The SQL and stats rounds were the real filters. If you're weak on either, prep those first.

6 replies

analyst_ana

The Bayesian fraud question is so much more interesting than the typical "explain p-values" I usually get. Did they expect you to use formal notation or was it more of a conceptual discussion?

ds_dmitri

Conceptual, but precise. I wrote out the formula on the virtual whiteboard but the real conversation was about reasoning. They wanted to see that I understood base rates matter (fraud is rare), not just that I could recite Bayes' theorem.

growth_gabe

The 15% spend drop diagnostic is a good interview question honestly.
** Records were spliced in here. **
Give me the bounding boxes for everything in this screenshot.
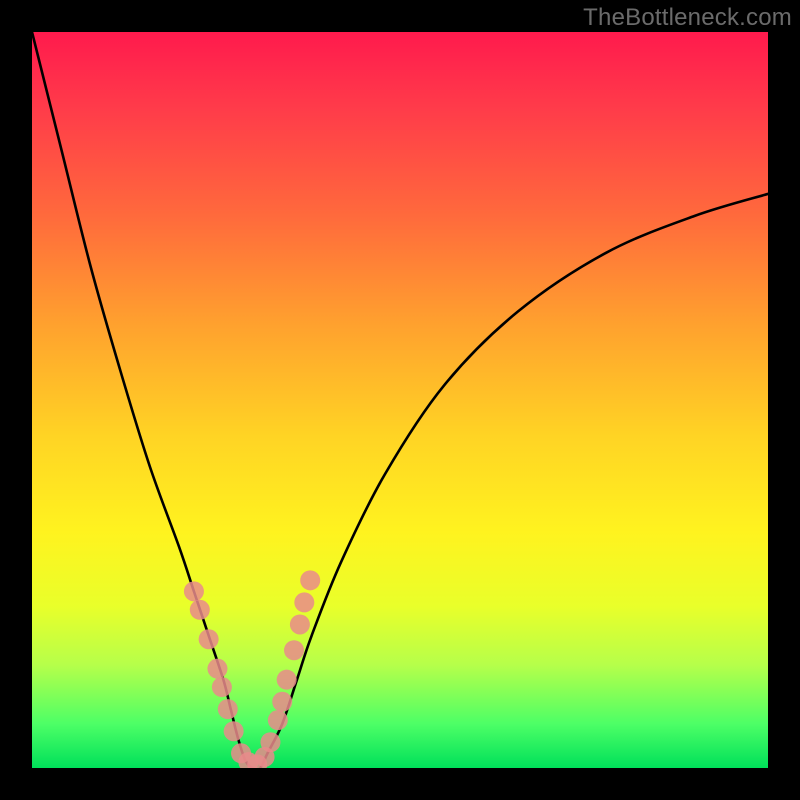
gpu-marker [290, 614, 310, 634]
gpu-marker [184, 581, 204, 601]
plot-area [32, 32, 768, 768]
gpu-marker [218, 699, 238, 719]
gpu-marker [199, 629, 219, 649]
gpu-marker [294, 592, 314, 612]
gpu-marker [300, 570, 320, 590]
gpu-marker [268, 710, 288, 730]
gpu-marker [277, 670, 297, 690]
watermark-text: TheBottleneck.com [583, 4, 792, 32]
chart-frame: TheBottleneck.com [0, 0, 800, 800]
gpu-marker [272, 692, 292, 712]
bottleneck-curve-line [32, 32, 768, 768]
gpu-marker [207, 659, 227, 679]
gpu-marker [212, 677, 232, 697]
gpu-marker [224, 721, 244, 741]
gpu-marker [284, 640, 304, 660]
gpu-marker [190, 600, 210, 620]
chart-svg [32, 32, 768, 768]
gpu-marker [260, 732, 280, 752]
Do you know if they want a structured framework answer or more of a free-form investigation?

ds_dmitri

Structured, but they don't want you reciting MECE blindly. I used a loose funnel (is it a data problem? is it a product problem? is it external?) and they kept probing each branch. The data quality check first instinct scored well.

finance_faye

Did they test domain knowledge about card spend specifically? Like would someone without fintech background be at a disadvantage?

ds_dmitri

Some. Knowing what merchant category codes are and how interchange works helps. Not required but you get points for it. Read the Brex help docs on their card product before your case round.